Aí, entraram pela porta da sala de reuniões os duendes da
contabilidade, do marketing, do RH, do financeiro, do comercial, do
atendimento, da produção foram se
colocando ao longo da mesa de reunião.
Claro que a ausência do Papai Noel, o
presidente em pessoa, foi sentida. Mas o pesquisador já tratou de dizer:
– Eu avisei o Papai Noel, mandei e-mail, mas ele falou que
não era para se preocupar! Como??! É terrível! É calamitoso! É desastroso! É
catastrófico!
– Chega, controle-se! o duende do marketing mandou um olhar severo para o desesperado
empregado o que pode ser tão ruim?
– O ICPN caiu para menos de 50%!
Veja bem, o ICPN é o Índice de Crença no Papai Noel, o indicador que
determina quantas pessoas no mundo ainda acredita no bom velhinho e que faz a
fábrica de brinquedos continuar em funcionamento.
Nem bem o duende terminou a frase, os demais entraram em polvorosa.
Claro, já houve períodos de
baixa, mas nunca para menos da metade das pessoas do mundo. Isso sim era
preocupante.
O duende do administrativo tentou colocar a reunião no rumo e
começou a estabelecer uma pauta:
– Mas como isso aconteceu? Como pudermos deixar isso passar?
– As crianças estão crescendo muito rápido... é a internet, interferiu
o duende do atendimento. Vocês sabiam
que existem 20 comunidades eu odeio o
Papai Noel “no Orkut”? Antigamente era bom
até podia ter uma criança ou outra
que não acreditasse, mas era mais difícil espalhar para as outras... Hoje elas
entram no MSN e ficam se falando, direto!
– Mas e esses pais que trabalham fora de casa quase o dia
inteiro? interveio o responsável pelo RH Eles trabalham, ficam loucos para
ter sucesso nos escritórios e esquecem-se do Natal... Pior, fazem os filhos
esquecerem também!
– Eu falei para vocês ano passado: a gente tinha que investir
na imagem do Papai Noel, fazer a cara dele aparecer na mídia não só no Natal. colocou o gerente de marketing.

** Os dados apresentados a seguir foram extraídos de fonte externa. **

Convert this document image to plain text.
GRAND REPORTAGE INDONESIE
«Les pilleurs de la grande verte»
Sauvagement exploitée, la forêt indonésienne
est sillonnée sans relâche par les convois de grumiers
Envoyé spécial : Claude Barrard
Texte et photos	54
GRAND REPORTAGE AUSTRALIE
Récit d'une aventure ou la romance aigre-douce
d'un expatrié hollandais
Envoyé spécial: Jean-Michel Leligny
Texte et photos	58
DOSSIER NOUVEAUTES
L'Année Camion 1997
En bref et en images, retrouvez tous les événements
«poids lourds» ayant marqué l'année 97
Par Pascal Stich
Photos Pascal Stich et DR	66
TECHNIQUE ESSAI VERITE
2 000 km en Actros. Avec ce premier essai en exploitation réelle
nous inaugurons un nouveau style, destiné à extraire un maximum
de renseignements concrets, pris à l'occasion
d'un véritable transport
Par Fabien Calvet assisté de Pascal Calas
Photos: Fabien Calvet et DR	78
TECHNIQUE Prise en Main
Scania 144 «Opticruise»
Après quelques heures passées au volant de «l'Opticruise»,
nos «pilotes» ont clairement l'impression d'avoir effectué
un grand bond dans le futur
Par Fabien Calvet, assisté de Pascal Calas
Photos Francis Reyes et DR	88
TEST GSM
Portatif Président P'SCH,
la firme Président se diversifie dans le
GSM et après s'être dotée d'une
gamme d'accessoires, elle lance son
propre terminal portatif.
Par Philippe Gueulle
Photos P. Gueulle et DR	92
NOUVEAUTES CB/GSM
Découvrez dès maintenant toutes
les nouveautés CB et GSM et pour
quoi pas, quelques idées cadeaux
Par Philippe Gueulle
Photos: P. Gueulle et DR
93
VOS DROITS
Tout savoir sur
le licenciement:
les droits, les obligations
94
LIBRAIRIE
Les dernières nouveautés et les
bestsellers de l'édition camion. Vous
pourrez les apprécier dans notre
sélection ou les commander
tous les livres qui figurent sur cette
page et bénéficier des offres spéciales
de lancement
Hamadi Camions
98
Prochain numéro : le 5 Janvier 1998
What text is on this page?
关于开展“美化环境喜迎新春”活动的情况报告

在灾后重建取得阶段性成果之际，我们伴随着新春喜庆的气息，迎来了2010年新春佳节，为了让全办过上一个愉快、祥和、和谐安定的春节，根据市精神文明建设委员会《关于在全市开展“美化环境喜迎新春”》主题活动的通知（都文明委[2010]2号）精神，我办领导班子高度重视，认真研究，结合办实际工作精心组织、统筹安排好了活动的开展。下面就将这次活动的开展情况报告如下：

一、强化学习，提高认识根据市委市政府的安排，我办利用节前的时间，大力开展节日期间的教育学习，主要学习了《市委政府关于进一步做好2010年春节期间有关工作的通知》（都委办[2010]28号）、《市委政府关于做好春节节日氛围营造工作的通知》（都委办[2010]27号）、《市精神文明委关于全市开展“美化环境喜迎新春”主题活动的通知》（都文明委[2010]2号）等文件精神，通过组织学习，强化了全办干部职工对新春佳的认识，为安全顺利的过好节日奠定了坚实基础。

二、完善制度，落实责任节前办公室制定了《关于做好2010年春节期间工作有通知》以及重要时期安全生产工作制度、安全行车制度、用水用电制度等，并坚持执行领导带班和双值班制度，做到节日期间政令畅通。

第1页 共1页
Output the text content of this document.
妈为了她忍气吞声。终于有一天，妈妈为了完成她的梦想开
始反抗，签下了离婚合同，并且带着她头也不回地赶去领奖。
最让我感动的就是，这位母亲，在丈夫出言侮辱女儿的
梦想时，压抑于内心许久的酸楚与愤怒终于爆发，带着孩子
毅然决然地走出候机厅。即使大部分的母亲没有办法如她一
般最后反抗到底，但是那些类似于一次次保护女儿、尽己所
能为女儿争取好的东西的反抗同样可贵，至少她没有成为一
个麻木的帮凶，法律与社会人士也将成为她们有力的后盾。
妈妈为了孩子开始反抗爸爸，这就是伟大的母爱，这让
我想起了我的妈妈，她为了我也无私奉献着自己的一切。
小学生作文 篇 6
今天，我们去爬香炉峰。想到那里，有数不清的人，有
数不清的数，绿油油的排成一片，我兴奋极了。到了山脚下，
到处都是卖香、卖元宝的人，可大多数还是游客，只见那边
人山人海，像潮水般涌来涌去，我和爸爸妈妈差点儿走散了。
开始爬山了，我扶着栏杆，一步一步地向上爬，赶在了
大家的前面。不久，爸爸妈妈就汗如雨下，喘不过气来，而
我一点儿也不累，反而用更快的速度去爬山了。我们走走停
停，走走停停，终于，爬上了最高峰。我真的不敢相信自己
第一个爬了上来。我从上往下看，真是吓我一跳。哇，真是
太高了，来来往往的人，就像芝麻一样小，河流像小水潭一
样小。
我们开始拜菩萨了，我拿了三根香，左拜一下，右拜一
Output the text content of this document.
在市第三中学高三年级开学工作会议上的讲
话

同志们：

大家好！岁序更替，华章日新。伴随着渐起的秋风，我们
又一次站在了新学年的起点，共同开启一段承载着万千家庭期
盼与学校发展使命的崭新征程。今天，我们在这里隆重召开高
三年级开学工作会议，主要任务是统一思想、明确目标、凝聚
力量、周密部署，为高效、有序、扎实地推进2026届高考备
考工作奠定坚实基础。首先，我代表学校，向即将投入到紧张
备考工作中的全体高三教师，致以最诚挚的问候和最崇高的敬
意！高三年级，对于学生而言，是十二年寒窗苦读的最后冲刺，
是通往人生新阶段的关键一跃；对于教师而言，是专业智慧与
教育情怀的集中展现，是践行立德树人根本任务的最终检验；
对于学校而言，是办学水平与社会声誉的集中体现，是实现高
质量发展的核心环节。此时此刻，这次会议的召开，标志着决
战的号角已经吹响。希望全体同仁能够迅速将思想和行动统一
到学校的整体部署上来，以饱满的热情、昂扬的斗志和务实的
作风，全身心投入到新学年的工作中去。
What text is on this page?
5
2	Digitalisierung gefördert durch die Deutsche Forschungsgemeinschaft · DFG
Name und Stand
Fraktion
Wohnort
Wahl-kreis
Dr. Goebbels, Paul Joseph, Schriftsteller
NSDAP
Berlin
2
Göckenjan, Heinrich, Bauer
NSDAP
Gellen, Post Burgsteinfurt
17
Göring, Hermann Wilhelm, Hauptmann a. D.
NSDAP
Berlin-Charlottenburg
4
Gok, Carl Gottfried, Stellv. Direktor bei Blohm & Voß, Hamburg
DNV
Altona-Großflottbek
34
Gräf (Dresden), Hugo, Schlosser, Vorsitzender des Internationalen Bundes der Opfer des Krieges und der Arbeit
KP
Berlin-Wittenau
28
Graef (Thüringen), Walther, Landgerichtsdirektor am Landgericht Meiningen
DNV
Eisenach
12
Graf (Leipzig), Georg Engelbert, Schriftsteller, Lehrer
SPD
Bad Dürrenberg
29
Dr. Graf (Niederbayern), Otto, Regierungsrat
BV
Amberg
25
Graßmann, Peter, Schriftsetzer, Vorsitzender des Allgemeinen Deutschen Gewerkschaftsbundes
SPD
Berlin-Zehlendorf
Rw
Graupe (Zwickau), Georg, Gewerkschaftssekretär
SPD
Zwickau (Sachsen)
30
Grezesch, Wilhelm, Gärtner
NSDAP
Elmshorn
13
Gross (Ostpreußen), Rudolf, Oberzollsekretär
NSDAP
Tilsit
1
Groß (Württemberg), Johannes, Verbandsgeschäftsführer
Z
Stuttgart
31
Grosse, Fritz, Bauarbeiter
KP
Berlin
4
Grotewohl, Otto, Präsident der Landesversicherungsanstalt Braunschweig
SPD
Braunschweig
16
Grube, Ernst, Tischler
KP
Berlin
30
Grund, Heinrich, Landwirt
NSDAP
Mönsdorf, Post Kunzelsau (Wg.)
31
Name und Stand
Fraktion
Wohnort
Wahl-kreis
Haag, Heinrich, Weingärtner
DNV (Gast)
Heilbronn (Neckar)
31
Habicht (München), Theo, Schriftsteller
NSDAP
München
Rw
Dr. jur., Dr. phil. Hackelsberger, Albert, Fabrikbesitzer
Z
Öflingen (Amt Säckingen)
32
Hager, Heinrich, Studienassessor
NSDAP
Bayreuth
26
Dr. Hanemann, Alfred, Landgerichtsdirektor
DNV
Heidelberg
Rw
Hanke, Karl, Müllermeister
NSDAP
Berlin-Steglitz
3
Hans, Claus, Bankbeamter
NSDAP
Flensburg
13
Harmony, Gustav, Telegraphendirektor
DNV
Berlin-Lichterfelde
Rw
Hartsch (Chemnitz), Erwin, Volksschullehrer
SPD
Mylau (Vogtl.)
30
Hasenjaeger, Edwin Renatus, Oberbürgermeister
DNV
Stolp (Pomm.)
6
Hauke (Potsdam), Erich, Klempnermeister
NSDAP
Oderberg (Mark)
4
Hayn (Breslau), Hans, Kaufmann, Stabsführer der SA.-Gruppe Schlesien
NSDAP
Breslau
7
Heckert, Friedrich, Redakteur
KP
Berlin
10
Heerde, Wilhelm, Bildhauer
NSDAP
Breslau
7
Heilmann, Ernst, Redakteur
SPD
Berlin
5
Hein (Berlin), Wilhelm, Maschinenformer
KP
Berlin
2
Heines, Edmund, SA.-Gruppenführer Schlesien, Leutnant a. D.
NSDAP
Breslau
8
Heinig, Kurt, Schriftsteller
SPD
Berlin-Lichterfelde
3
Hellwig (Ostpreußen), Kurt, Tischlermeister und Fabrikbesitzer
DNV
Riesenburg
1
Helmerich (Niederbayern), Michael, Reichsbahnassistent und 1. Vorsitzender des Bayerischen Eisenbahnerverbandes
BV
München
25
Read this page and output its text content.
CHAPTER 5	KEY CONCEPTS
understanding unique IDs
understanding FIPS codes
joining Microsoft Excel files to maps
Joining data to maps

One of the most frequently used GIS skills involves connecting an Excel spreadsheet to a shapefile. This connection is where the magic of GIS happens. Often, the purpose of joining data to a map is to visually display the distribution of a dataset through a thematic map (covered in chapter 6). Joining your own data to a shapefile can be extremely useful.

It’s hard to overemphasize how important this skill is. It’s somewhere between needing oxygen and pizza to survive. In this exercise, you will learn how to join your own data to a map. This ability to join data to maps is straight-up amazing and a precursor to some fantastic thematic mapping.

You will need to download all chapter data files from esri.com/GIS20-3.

– Como se pudéssemos investir muito em promoção! o duende do financeiro atropelava a criançada hoje em dia só querem
eletrônicos! Playstation, computador, vocês sabem quantos pedidos de celulares recebemos este ano? Isso tudo é
caro para produzir, não sobra verba.
– Controle de danos, rapazes interrompeu de novo o administrativo o que podemos fazer para reverter
isso nessa semana ainda? Quero respostas hoje depois do almoço.
Os duendes passaram o resto da manhã rabiscando alternativas.
A queda do ICPN
foi o assunto no refeitório durante o almoço.
Todos estavam muito receosos, pois as perspectivas de emprego
no Polo Norte não eram boas se não trabalhassem lá.
Mas o Papai Noel não demitiria ninguém, demitiria? Mas então,
por que ele não apareceu para dar satisfações para esclarecer tudo?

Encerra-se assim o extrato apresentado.